6. (5 marks) Compare the results from all approaches to analysis of the Alon dataset (PCA,   single-variable analysis and the two classifiers). Explain what each approach seems to offer, including consideration of these results as an example. In particular, if you had to suggest 10 genes for the biologists to study further for possible links to colon cancer, which ones would you prioritise, and what makes you think they are worth studying further?

Notes:

(i) R commands you might find useful:

objects() – gives the current list of objects in memory.

attributes(x) – gives the set of attributes of an object x.

(ii) How to open the Alon data file in R:

File → Load Workspace →  Files of type: All  files (*.*), select alon.rda > Open. This    should load the Alon data into memory as x, xm and y. x is the predictor variable data for 62 subjects, y lists the labels (classes). You can ignore xm, but there are some clues on what     these values are in the Alon et al. paper.

(iii) Please put all the R commands in a separate text file or files and submit these separately via a single text file or a zip file. You should not give any R commands in your main report  and should not include any raw output – i.e. just include figures from R (each with a title,     axis labels and caption below) and put any relevant numerical output in a table or within the text.

(iv) As perhttp://www.uq.edu.au/myadvisor/academic-integrity-and-plagiarism, what you     submit should be your own work. Even where working from sources, you should endeavour  to write in your own words. Equations are either correct or not, but you should use consistent notation throughout your assignment and define all of it.
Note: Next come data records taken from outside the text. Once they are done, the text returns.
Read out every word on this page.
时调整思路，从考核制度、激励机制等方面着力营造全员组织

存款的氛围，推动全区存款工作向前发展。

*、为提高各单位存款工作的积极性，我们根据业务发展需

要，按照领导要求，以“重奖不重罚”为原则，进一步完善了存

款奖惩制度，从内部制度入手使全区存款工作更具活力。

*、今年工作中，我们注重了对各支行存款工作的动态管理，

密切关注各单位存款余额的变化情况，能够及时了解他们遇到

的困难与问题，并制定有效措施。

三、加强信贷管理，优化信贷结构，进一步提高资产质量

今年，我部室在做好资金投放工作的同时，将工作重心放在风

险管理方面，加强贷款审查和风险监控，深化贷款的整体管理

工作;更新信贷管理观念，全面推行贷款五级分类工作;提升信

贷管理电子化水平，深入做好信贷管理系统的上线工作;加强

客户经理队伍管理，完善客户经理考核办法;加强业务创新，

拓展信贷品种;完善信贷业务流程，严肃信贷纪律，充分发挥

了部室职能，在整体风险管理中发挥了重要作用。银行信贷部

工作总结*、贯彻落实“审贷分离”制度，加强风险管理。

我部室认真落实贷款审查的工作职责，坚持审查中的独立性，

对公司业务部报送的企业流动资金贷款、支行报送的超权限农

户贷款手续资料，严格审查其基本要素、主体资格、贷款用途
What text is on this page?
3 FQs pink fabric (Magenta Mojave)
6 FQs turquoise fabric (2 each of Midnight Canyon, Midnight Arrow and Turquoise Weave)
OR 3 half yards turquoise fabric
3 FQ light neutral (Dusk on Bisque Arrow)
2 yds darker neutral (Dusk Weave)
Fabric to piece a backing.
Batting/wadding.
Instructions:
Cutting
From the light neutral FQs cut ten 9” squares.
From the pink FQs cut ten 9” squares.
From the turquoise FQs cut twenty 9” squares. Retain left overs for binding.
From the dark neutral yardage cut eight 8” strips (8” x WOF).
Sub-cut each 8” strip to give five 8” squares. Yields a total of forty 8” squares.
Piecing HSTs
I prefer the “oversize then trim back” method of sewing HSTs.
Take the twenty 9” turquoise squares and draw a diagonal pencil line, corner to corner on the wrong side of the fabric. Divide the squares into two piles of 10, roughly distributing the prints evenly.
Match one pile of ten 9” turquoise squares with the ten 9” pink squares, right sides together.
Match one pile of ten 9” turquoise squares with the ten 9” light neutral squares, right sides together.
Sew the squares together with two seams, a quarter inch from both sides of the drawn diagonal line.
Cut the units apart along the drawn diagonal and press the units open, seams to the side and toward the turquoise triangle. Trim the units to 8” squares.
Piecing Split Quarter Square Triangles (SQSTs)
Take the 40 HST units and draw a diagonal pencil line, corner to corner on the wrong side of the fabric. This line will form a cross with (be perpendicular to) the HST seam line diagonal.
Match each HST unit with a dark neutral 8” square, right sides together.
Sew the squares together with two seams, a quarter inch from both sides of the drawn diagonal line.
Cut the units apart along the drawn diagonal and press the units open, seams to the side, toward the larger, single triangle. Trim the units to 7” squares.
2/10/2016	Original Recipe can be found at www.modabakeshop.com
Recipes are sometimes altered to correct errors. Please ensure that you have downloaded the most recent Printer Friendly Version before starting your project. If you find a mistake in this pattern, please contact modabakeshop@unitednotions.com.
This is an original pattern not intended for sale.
(v) Please name your files something like student_number_STAT3006_A4.pdf to assist with marking. You should submit your assignment via two links on Blackboard: one for your pdf

report and the other for your .txt or .zip file containing R code in text file(s). (vi) Some references:

R

Maindonald, J. and Braun, J. Data Analysis and Graphics Using R - An Example-Based Approach, 3rd edition, Cambridge University Press, 2010.

Venables, W.N. and Ripley, B.D., Modern Applied Statistics with S, Fourth Edition, Springer,

2002.

Wickham, H. and Grolemund, G. Rfor Data Science, O'Reilly, 2017.